More accurate in some ways, but you have not marked in any angles, and you have moved the mg line over to the left.

 

[ChiralSuperfields]

More accurate in some ways, but you have not marked in any angles, and you have moved the mg line over to the left.

Thank you for your reply @haruspex ! I moved the mg line to the left so I could see from exterior angle theorem that $\theta = 120~degrees$.

What way were you going to find the angle?

I think I also found $\vec {\Delta r}$ vector correctly now.

To find it I split my equilateral triangle into half to form a right angle triangle

I then found the opposite to be 6m so the total displacement must be 12m. But I guess I did not need to do that since the triangle has equal sides.

Many thanks!

 

[haruspex]

Thank you for your reply @haruspex ! I moved the mg line to the left so I could see from exterior angle theorem that $\theta = 120~degrees$.

What way were you going to find the angle?

I think I also found $\vec {\Delta r}$ vector correctly now.

To find it I split my equilateral triangle into half to form a right angle triangle
View attachment 322466
I then found the opposite to be 6m so the total displacement must be 12m. But I guess I did not need to do that since the triangle has equal sides.

Many thanks!

Ok, so what is the angle between the force mg and the displacement $\vec r$?

 

[nasu]

"Equilateral" means all sides are the same size (equal sides). You don't need to split it and to form right angle triangles. You seem to have a tendency to pick the most complicated ways to solve things., 😃

 

[Steve4Physics]

Hi @Callumnc1. I’d like to mention an alternative method.

Do you know how to find (changes in) gravitational potential energy?

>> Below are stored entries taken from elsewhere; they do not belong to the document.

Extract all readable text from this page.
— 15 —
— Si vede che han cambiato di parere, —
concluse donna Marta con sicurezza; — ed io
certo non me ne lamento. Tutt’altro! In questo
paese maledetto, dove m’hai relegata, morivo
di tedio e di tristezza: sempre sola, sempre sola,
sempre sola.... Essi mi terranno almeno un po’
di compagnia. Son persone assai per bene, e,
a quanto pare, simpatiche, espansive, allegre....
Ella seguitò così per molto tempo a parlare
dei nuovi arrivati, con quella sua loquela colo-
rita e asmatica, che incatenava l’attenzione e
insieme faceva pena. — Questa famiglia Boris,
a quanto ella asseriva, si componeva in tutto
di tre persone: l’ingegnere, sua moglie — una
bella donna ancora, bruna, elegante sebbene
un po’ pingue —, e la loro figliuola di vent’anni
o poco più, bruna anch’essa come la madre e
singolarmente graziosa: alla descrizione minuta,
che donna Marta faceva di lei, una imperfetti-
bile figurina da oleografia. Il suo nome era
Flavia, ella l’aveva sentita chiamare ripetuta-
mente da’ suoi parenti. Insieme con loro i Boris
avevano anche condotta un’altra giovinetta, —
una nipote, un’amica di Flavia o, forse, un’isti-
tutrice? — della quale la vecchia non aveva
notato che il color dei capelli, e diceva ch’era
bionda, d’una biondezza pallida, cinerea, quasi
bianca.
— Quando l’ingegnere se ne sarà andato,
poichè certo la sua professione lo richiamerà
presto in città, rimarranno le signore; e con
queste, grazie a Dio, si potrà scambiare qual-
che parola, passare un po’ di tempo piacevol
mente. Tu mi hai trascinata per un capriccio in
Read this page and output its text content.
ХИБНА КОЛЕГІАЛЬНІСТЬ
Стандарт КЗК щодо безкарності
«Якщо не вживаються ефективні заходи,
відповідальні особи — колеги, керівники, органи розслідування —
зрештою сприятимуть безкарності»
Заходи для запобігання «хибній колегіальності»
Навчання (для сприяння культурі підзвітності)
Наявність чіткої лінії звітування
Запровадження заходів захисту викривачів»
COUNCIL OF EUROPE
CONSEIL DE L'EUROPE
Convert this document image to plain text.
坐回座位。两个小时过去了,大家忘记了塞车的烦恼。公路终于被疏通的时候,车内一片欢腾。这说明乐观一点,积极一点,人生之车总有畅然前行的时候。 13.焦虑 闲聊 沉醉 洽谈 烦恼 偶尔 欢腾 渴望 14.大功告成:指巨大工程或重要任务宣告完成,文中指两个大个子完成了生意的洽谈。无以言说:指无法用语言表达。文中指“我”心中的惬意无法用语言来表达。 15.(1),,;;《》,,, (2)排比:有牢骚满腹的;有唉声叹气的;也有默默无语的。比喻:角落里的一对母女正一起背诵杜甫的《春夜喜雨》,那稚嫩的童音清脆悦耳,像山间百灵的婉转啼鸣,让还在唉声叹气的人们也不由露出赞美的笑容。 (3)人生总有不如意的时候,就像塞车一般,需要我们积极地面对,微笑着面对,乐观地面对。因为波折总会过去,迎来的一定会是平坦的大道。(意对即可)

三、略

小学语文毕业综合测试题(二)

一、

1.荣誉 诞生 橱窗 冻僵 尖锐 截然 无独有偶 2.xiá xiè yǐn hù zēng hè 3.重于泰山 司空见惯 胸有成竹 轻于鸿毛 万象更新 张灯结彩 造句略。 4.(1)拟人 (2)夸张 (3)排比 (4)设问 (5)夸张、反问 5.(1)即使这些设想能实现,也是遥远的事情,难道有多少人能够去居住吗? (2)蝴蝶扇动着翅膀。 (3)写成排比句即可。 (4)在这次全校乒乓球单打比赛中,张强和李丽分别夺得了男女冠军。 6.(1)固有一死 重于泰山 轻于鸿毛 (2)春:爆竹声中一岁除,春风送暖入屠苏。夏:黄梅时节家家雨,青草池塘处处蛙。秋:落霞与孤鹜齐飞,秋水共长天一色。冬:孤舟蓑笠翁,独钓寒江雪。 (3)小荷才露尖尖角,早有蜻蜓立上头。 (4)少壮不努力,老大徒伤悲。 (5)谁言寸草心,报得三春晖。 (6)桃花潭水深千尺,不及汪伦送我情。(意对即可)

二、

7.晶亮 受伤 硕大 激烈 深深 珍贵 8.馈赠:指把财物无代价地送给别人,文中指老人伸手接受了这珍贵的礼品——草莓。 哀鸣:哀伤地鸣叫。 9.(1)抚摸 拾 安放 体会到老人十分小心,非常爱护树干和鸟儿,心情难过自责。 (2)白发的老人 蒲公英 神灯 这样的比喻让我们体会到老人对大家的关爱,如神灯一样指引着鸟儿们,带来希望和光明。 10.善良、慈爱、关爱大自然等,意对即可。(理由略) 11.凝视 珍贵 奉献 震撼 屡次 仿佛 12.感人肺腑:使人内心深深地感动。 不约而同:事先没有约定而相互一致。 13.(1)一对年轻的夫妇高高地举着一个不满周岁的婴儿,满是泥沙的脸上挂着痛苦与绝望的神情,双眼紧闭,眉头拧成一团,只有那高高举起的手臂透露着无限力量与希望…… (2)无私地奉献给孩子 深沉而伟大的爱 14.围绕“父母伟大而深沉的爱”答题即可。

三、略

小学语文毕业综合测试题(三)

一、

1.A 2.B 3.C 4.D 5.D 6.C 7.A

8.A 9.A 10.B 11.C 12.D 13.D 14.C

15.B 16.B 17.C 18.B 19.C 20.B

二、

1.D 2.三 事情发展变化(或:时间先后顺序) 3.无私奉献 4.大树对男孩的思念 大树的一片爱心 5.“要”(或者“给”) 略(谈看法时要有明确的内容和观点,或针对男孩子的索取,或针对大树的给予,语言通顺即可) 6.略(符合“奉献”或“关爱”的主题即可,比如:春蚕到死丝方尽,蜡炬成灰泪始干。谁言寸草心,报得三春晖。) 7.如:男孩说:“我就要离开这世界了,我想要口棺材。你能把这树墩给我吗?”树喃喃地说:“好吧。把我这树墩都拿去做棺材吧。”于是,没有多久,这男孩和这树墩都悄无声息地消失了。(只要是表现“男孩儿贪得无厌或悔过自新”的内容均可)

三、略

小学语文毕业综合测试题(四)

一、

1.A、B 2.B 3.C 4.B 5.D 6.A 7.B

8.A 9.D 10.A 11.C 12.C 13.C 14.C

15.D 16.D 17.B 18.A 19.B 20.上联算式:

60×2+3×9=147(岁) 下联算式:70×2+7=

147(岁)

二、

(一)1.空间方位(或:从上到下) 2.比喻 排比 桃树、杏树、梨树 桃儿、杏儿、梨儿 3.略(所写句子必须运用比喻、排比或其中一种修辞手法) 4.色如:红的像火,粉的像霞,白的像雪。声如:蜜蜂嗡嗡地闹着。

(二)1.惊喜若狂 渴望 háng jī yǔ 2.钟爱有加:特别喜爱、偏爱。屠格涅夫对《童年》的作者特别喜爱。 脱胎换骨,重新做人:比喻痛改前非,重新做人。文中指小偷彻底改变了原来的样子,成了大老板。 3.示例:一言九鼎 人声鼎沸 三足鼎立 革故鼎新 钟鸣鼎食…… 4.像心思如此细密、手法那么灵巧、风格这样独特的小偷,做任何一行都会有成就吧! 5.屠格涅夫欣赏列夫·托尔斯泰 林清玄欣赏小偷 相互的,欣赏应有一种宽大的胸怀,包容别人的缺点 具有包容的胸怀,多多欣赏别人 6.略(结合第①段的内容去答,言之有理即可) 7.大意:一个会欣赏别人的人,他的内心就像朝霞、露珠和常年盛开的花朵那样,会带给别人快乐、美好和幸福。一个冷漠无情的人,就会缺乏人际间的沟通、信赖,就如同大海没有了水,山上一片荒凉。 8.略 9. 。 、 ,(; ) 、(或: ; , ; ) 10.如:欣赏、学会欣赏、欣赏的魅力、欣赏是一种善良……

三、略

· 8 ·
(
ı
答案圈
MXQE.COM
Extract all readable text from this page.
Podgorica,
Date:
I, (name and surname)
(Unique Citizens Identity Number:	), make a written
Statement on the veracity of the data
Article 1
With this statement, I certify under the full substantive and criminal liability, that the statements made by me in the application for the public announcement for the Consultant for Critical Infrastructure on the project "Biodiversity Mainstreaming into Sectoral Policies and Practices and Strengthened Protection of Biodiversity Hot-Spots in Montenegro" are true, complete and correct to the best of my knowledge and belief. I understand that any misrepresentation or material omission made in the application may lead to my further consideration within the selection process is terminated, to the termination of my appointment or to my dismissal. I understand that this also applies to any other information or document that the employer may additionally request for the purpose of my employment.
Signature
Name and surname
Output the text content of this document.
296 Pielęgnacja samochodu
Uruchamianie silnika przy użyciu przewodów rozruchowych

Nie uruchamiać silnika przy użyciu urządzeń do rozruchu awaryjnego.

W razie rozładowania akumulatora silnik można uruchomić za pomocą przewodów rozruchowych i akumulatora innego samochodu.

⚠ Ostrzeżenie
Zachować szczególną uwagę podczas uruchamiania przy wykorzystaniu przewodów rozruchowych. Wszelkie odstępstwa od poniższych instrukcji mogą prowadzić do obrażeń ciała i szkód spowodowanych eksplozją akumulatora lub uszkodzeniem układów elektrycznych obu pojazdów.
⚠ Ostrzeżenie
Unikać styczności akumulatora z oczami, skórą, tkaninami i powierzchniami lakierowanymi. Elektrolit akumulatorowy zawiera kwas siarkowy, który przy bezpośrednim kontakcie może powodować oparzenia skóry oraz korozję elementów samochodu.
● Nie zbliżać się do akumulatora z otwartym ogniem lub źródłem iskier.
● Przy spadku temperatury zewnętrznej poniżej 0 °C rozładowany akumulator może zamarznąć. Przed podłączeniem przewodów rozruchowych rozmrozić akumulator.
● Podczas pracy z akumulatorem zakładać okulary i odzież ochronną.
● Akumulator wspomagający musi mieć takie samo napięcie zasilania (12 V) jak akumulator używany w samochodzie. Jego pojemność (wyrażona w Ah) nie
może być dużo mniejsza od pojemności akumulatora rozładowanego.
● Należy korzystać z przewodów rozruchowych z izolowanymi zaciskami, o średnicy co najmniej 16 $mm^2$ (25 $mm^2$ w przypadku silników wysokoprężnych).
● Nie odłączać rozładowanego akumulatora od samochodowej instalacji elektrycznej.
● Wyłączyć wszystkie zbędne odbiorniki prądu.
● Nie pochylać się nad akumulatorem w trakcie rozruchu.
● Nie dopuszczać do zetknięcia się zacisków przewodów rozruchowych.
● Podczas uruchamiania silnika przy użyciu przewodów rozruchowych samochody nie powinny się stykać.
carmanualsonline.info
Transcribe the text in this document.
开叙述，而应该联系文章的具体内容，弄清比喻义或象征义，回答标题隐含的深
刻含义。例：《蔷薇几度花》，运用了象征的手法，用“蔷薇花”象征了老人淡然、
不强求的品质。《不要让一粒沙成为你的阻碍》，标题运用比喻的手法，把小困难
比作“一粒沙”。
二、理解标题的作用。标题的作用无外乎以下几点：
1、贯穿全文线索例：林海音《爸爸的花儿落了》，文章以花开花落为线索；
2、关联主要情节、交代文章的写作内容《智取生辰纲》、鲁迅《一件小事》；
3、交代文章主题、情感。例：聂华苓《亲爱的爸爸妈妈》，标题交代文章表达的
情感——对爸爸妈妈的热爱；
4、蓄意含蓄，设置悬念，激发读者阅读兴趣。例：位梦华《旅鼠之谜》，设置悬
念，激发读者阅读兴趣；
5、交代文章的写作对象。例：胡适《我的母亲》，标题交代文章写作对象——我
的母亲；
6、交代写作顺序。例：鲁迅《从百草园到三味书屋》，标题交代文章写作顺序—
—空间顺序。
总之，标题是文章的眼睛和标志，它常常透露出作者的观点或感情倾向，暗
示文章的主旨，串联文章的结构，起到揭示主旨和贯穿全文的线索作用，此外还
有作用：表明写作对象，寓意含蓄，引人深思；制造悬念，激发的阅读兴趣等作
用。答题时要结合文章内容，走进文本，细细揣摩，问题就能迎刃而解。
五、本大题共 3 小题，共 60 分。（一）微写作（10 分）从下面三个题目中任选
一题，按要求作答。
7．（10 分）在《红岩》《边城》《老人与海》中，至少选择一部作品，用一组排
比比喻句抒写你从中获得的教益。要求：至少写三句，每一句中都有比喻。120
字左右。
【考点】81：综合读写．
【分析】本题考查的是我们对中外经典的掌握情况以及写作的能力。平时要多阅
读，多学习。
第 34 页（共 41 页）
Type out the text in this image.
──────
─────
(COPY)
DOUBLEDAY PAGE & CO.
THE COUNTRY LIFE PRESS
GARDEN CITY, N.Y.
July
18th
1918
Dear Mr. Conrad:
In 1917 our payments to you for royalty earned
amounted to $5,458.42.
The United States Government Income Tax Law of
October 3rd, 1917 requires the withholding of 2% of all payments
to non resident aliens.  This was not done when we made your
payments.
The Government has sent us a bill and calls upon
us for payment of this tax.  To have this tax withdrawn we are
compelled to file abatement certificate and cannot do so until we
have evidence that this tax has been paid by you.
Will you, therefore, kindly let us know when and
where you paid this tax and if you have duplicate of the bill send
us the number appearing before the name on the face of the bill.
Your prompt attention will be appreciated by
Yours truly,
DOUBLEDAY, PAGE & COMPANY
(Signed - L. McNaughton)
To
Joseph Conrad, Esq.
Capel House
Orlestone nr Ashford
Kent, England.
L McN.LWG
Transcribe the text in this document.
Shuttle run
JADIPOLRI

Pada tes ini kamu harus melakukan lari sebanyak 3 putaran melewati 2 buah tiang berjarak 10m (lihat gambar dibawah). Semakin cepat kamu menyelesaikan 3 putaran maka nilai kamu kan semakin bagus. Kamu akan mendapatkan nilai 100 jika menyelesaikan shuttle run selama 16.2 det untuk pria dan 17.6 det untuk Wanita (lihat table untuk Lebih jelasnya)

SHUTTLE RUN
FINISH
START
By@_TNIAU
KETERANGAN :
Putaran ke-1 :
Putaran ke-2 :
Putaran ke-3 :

If so, you can use:

Work done by gravity = - (change in gravitational potential energy)

It’s well worth thinking about why the above method is equivalent to the ‘dot product’ method.

 

[Lnewqban]

Thank you for your replies @haruspex and @Lnewqban!
...
F is the force of gravity acting on spider man and W is the work done by the force of gravity on the spider man.

How are those two forces different?
Acting only vertically, weight can only resist vertical displacement between lowest and highest points.
The muscular energy from Spiderman is the only cause of the horizontal displacement (r→), about which the problem is not asking.
Re-visit post #3 and focus only on pure vertical work.